In realtà questo luogo fu molto più che una galleria: era uno spazio ricercato dove confrontarsi con altri artisti e mettere in visione una sperimentazione artistica di respiro internazionale in una città che, soprattutto allora, era percepita remota dai centri dell’arte, ma che il pubblico barese seguí con interesse, grazie all’impegno e alla lungimiranza del progetto.
La galleria ha portato in città diversi artisti come Sol Lewit, Mimmo Paladino, Luigi Ontani, Joseph Beuys, Giuseppe Capogrossi, Aldo Spoldi, Claes Oldenburg, Ettore Consolazione, Pietro Coletta, Michele Zaza, Mimmo Conenna, e i più giovani Giovanni Albanese, Lino Sivilli, Ettore Spalletti, Biagio Caldarelli e molti altri.

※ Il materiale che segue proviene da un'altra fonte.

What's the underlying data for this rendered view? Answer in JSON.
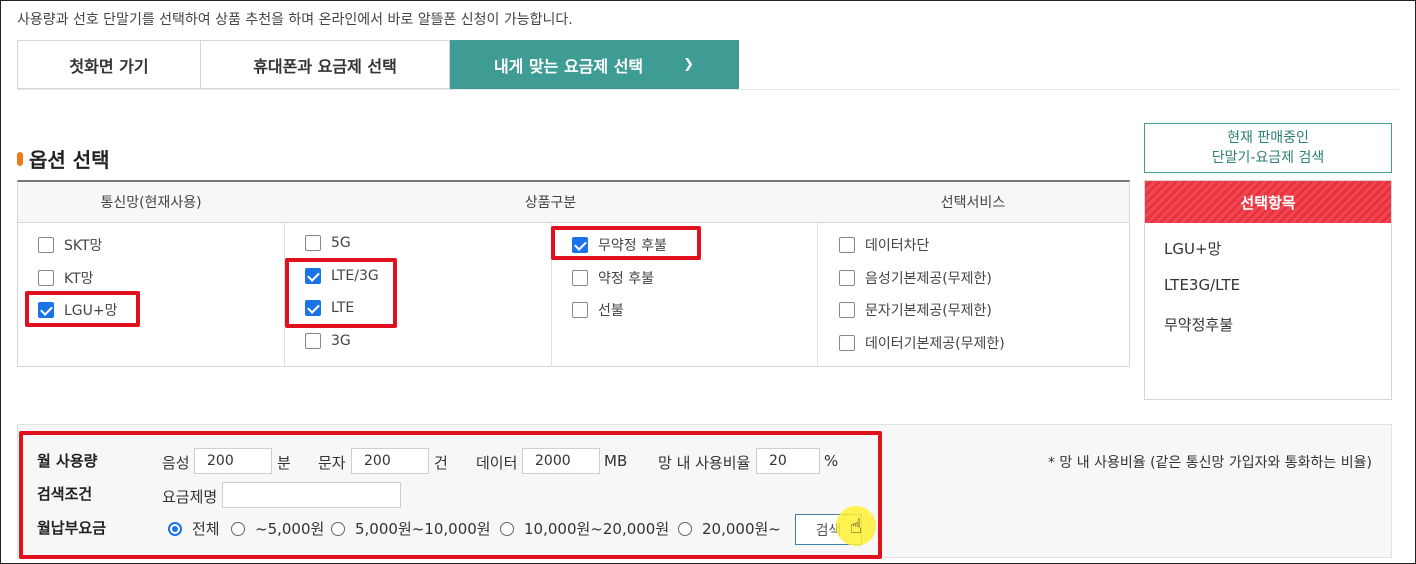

Vanno ricordate le rassegne collettive curate da noti critici: da Filiberto Menna a Nello Ponente, da Gillo Dorfles a Luigi Lambertini, da Pietro Marino a Enrico Crispolti e Renato Barilli.
Franca Maranò sostenne numerose personali di artiste (tra i nomi): Mirella Bentivoglio, Tomaso Binga, Maria Lai, Lucia Romualdi, Adele Plotkin, Elisa Montessori, Ketty La Rocca, Renata Boero, Ada Costa, Fiorella Rizzo, Simona Weller e Marisa Albanese.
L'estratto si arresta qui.